With the inaugural NBA Awards Show just hours away, let’s get some last minute predictions for tonight’s categories.

Note: these are predictions for the NBA’s regular season awards. All of these choices are based upon production in the regular season only. Postseason results and statistics are not factored into the decision making process.

Rookie of The Year — Joel Embiid

The least amount of games a Rookie of The Year has played during the regular season was 50. Patrick Ewing did it in ’86, and Vince Carter accomplished the feat in ’99. Having only suited up for 31 games, the hesitation to cast a vote for Embiid is understandable. Malcolm Brogdon and Dario Saric are justifiable picks, but neither had the impact that Embiid had when healthy. “The Process” was a terror on both ends of the floor. Even with a minutes restriction, he anchored the paint on defense, and showed versatility within his offensive game. Had he been able to suit up for more games, this race wouldn’t be much of a debate. The award is for the league’s best rookie – and that was clearly and plainly Embiid.

Most Improved Player — Giannis Antetokounmpo

‘The Greek Freak’ took a massive leap forward in his fourth season, asserting himself as an elite player in the league. Giannis’ skill level seems to have caught up to his freakish body — as he posted career highs in points, rebounds, assists, steals, blocks, and field-goal percentage. Making his first All-Star team appearance — along with winning this award — indicates that this is the start of something special for Giannis.

Sixth Man of the Year — Eric Gordon

There haven’t been too many times where two players on the same team were in the running for this award, but Gordon finds himself edging teammate Lou Williams (and the Warriors’ Andre Iguodala) by just a hair. Gordon kept the Rockets afloat throughout the year while James Harden rested — taking over ball handling duties and knocking down threes at a high rate. It was one of the best years of Gordon’s career, and it will be satisfying to see him be rewarded for it.

Defensive Player of the Year — Draymond Green

The bridesmaid finally has their day. Green takes home the Defensive Player of the Year after finishing as the runner-up in each of the last two seasons. The Warriors have talented defensive players across the floor in Klay Thompson, Kevin Durant and Iguodala, but the team takes it to the next level when Green is out there. His ability to switch onto guards, protect the paint, and disrupt passing lanes make him one of the league’s most feared defenders. Green was top-five in the league in almost all major advanced defensive categories, and set career highs in both Defensive Win Shares and Defensive Box Plus/Minus. Golden State’s defense was elite when Green was on the floor all season long.

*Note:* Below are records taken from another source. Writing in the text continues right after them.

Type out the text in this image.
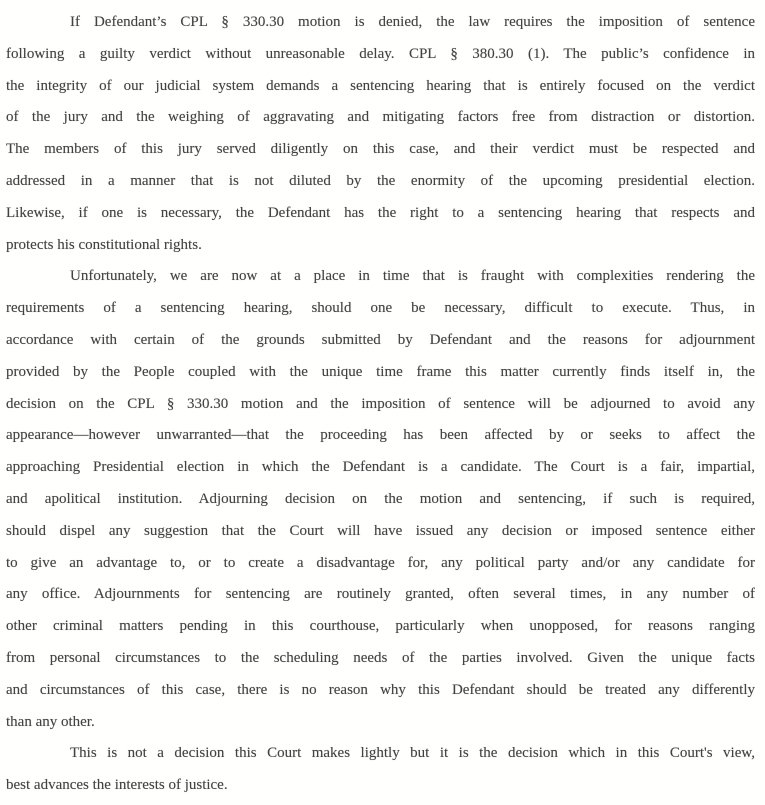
If Defendant’s CPL § 330.30 motion is denied, the law requires the imposition of sentence
following a guilty verdict without unreasonable delay. CPL § 380.30 (1). The public’s confidence in
the integrity of our judicial system demands a sentencing hearing that is entirely focused on the verdict
of the jury and the weighing of aggravating and mitigating factors free from distraction or distortion.
The members of this jury served diligently on this case, and their verdict must be respected and
addressed in a manner that is not diluted by the enormity of the upcoming presidential election.
Likewise, if one is necessary, the Defendant has the right to a sentencing hearing that respects and
protects his constitutional rights.
Unfortunately, we are now at a place in time that is fraught with complexities rendering the
requirements of a sentencing hearing, should one be necessary, difficult to execute. Thus, in
accordance with certain of the grounds submitted by Defendant and the reasons for adjournment
provided by the People coupled with the unique time frame this matter currently finds itself in, the
decision on the CPL § 330.30 motion and the imposition of sentence will be adjourned to avoid any
appearance—however unwarranted—that the proceeding has been affected by or seeks to affect the
approaching Presidential election in which the Defendant is a candidate. The Court is a fair, impartial,
and apolitical institution. Adjourning decision on the motion and sentencing, if such is required,
should dispel any suggestion that the Court will have issued any decision or imposed sentence either
to give an advantage to, or to create a disadvantage for, any political party and/or any candidate for
any office. Adjournments for sentencing are routinely granted, often several times, in any number of
other criminal matters pending in this courthouse, particularly when unopposed, for reasons ranging
from personal circumstances to the scheduling needs of the parties involved. Given the unique facts
and circumstances of this case, there is no reason why this Defendant should be treated any differently
than any other.
This is not a decision this Court makes lightly but it is the decision which in this Court's view,
best advances the interests of justice.
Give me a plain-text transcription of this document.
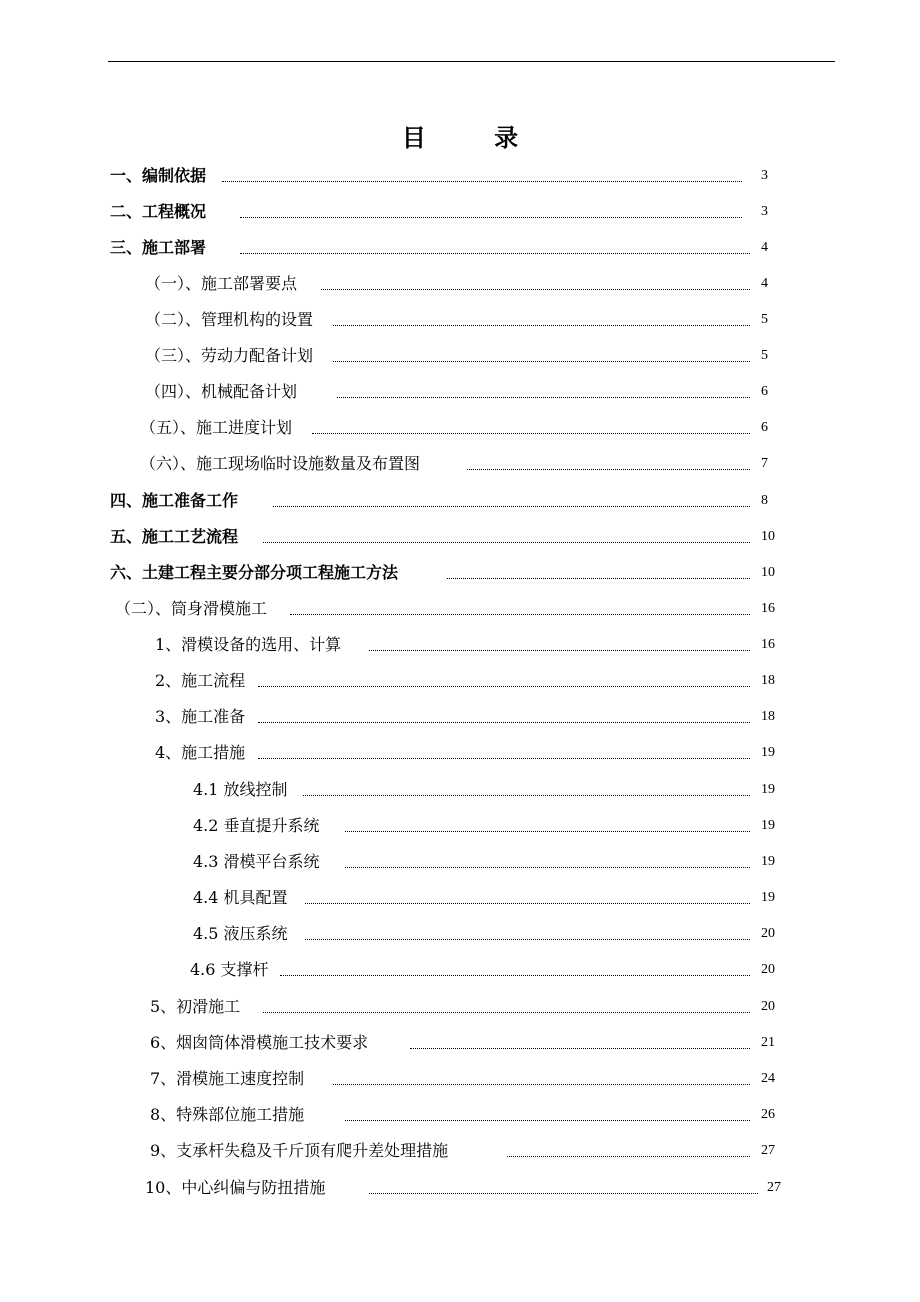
目 录
一、编制依据	3
二、工程概况	3
三、施工部署	4
（一）、施工部署要点	4
（二）、管理机构的设置	5
（三）、劳动力配备计划	5
（四）、机械配备计划	6
（五）、施工进度计划	6
（六）、施工现场临时设施数量及布置图	7
四、施工准备工作	8
五、施工工艺流程	10
六、土建工程主要分部分项工程施工方法	10
（二）、筒身滑模施工	16
1、滑模设备的选用、计算	16
2、施工流程	18
3、施工准备	18
4、施工措施	19
4.1 放线控制	19
4.2 垂直提升系统	19
4.3 滑模平台系统	19
4.4 机具配置	19
4.5 液压系统	20
4.6 支撑杆	20
5、初滑施工	20
6、烟囱筒体滑模施工技术要求	21
7、滑模施工速度控制	24
8、特殊部位施工措施	26
9、支承杆失稳及千斤顶有爬升差处理措施	27
10、中心纠偏与防扭措施	27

Coach of The Year — Erik Spoelstra

Mike D’Antoni has a legitimate gripe if the award doesn’t go his way, but we have to tip our cap at the work Spoelstra did this season. After starting the season 11-30, the Heat did a complete flip by finishing the season with a 41-41 record. Spoelstra is well regarded for his ability to get the most out of his players. Goran Dragic, Hassan Whiteside, and Dion Waiters played the best basketball of their careers, and players like Josh Richardson, James Johnson and Tyler Johnson were solid contributors as well. Missing the playoffs hurt his chances, but that shouldn’t cloud the job he did with an imperfect group.

Most Valuable Player (MVP) — Russell Westbrook

With a month left in the season, this award belonged to James Harden. Then, “End of Season Brodie” happened. Westbrook lit up scoreboards with his mass amount of triple-doubles. No team leaned on their star player more than Russ, and he delivered time and time again with gutsy performances. Averaging a triple-double and breaking Oscar Robertson’s single season mark is impressive, but numbers don’t tell the entire story for Westbrook’s remarkable year. His energy level never faltered, as he continuously pushed the ball in transition for a Thunder team that lacked any other ball handlers. Russ was simply a force all season long.